Densitometers are generally known in the art and are used to measure a density of a fluid. The fluid may comprise a liquid, a gas, a liquid with suspended particulates and/or entrained gas, or combinations thereof.
Vibrating densitometers can comprise a vibrating member, such as a cylinder that is exposed to a fluid under test. One example of a vibrating densitometer comprises a cylindrical conduit that is cantilever-mounted, with an inlet end coupled to an existing pipeline or other structure and with the outlet end free to vibrate. The conduit can be vibrated and a resonant frequency can be measured. As is generally known in the art, the density of the fluid under test can be determined by measuring a resonant frequency of the conduit in the presence of a fluid. According to well-known principles, the resonant frequency of the conduit will vary inversely with the density of the fluid that is contacting the conduit.
FIG. 1 shows a prior art vibrating cylinder of a vibrating gas densitometer. The prior art round vibrating cylinder may be vibrated at or near to a natural (i.e., resonant) frequency. By measuring a resonant frequency of the cylinder in a presence of a gas, the density of the gas can be determined. The prior art vibrating cylinder may be formed of metal and is constructed of a uniform thickness so that variations and/or imperfections in the cylinder wall do not affect the resonant frequency of the vibrating cylinder.
In theory, a cylinder having a perfectly round and uniform cross-sectional shape will result in only one three-lobed frequency mode shape, as is illustrated by FIG. 2. However, turning to FIG. 3, real world asymmetries caused by tolerance differences and other irregularities or imperfections will result in a supposedly circular tube, producing two vibration mode shapes that are very close together in frequency. This is problematic, as it may be practically impossible to distinguish between the two vibration modes. As a result, prior art vibrating densitometers may generate a resonant frequency value that is a mixture or combination of the two vibration modes, introducing errors into the density measurement.
FIG. 4 illustrates a prior art densitometer. The prior art densitometer includes a cylindrical vibrating member located at least partially within a housing. The housing or the vibrating member may include flanges or other members for operatively coupling the densitometer to a pipeline or similar fluid delivering device in a fluid-tight manner. In the example shown, the vibrating member is cantilever-mounted to the housing at an inlet end, leaving the opposite end free to vibrate. The vibrating member includes a plurality of fluid apertures that allow fluid to enter the densitometer and flow between the housing and the vibrating member. Therefore, the fluid contacts the inside as well as the outside surfaces of the vibrating member. This is particularly helpful when the fluid under test comprises a gas, as a greater surface area is exposed to the gas. In other examples, apertures may be provided in the housing and the vibrating member apertures may not be required.

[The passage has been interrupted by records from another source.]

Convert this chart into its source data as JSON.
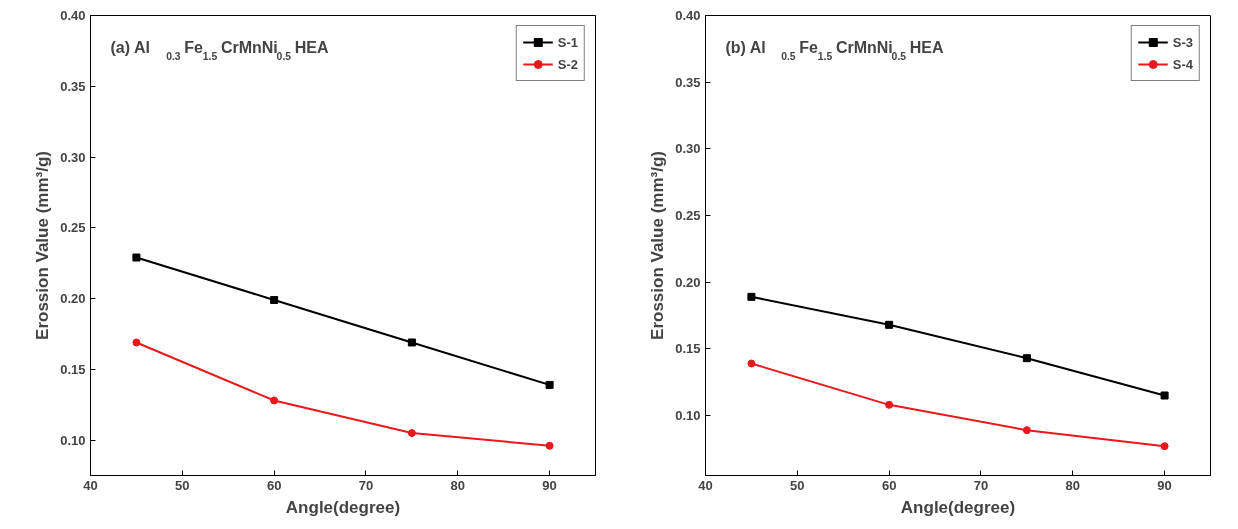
{
  "chart_data": [
    {
      "type": "line",
      "annotations": [
        "(a) Al$_{0.3}$Fe$_{1.5}$CrMnNi$_{0.5}$ HEA"
      ],
      "xlabel": "Angle(degree)",
      "ylabel": "Erossion Value (mm³/g)",
      "x": [
        45,
        60,
        75,
        90
      ],
      "xlim": [
        40,
        95
      ],
      "xticks": [
        40,
        50,
        60,
        70,
        80,
        90
      ],
      "ylim": [
        0.075,
        0.4
      ],
      "yticks": [
        {
          "value": 0.1,
          "label": "0.10"
        },
        {
          "value": 0.15,
          "label": "0.15"
        },
        {
          "value": 0.2,
          "label": "0.20"
        },
        {
          "value": 0.25,
          "label": "0.25"
        },
        {
          "value": 0.3,
          "label": "0.30"
        },
        {
          "value": 0.35,
          "label": "0.35"
        },
        {
          "value": 0.4,
          "label": "0.40"
        }
      ],
      "grid": false,
      "legend": "top right",
      "series": [
        {
          "name": "S-1",
          "color": "#000000",
          "marker": "square",
          "values": [
            0.229,
            0.199,
            0.169,
            0.139
          ]
        },
        {
          "name": "S-2",
          "color": "#e8191c",
          "marker": "circle",
          "values": [
            0.169,
            0.128,
            0.105,
            0.096
          ]
        }
      ]
    },
    {
      "type": "line",
      "annotations": [
        "(b) Al$_{0.5}$Fe$_{1.5}$CrMnNi$_{0.5}$ HEA"
      ],
      "xlabel": "Angle(degree)",
      "ylabel": "Erossion Value (mm³/g)",
      "x": [
        45,
        60,
        75,
        90
      ],
      "xlim": [
        40,
        95
      ],
      "xticks": [
        40,
        50,
        60,
        70,
        80,
        90
      ],
      "ylim": [
        0.055,
        0.4
      ],
      "yticks": [
        {
          "value": 0.1,
          "label": "0.10"
        },
        {
          "value": 0.15,
          "label": "0.15"
        },
        {
          "value": 0.2,
          "label": "0.20"
        },
        {
          "value": 0.25,
          "label": "0.25"
        },
        {
          "value": 0.3,
          "label": "0.30"
        },
        {
          "value": 0.35,
          "label": "0.35"
        },
        {
          "value": 0.4,
          "label": "0.40"
        }
      ],
      "grid": false,
      "legend": "top right",
      "series": [
        {
          "name": "S-3",
          "color": "#000000",
          "marker": "square",
          "values": [
            0.189,
            0.168,
            0.143,
            0.115
          ]
        },
        {
          "name": "S-4",
          "color": "#e8191c",
          "marker": "circle",
          "values": [
            0.139,
            0.108,
            0.089,
            0.077
          ]
        }
      ]
    }
  ]
}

A driver and a vibration sensor are positioned within the cylinder. The driver receives a drive signal from a meter electronics and vibrates the vibrating member at or near a resonant frequency. The vibration sensor detects the vibration of the vibrating member and sends the vibration information to the meter electronics for processing. The meter electronics determines the resonant frequency of the vibrating member and generates a density measurement from the measured resonant frequency.
To obtain accurate density measurements, the resonant frequency must be very stable. One prior art approach to achieve the desired stability is to vibrate the vibrating member in a radial vibration mode. In a radial vibration mode, the longitudinal axis of the vibrating member remains essentially stationary while at least a part of the vibrating member's wall translates and/or rotates away from its rest position. Radial vibration modes are preferred in straight conduit densitometers because radial vibration modes are self-balancing and thus, the mounting characteristics of the vibrating member are not as critical compared to some other vibration modes. FIG. 3 shows the motion of a wall of a vibrating member, exhibiting a first radial vibration mode and a second radial vibration mode. This is an example of a radial vibration mode that comprises a three-lobed radial vibration shape.
A key design criterion for a gas density cylinder is the separation the vibration mode shapes so that the mode shapes can be easily and accurately discriminated. If the vibrating member has a perfectly round cross-sectional shape and has a perfectly uniform wall thickness, there is only one three-lobed radial vibration mode. However, due to design tolerances, this is usually not achievable. Consequently, when a manufacturer attempts to make a perfectly round vibrating member with a perfectly uniform wall thickness, small imperfections result in two three-lobed radial vibrations that vibrate at two vibration modes that are very close to one another in frequency. The frequency separation between the two modes is typically very small and may be less than one Hertz, for example. With the two frequencies close together, a density determination may be difficult or impossible.
In some prior art densitometers, this problem is addressed by tuning the vibrating member so that it possesses a minimum frequency separation between the radial vibration modes. The tuning can be accomplished according to a variety of techniques, including forming lengthwise thicker and thinner regions in the vibrating member's wall in axially aligned strips. However, this prior art thickness tuning still requires extremely tight tolerances and results in manufacturing difficulties and high costs.
Therefore, there exists a need for a vibrating densitometer with increased vibration mode separation.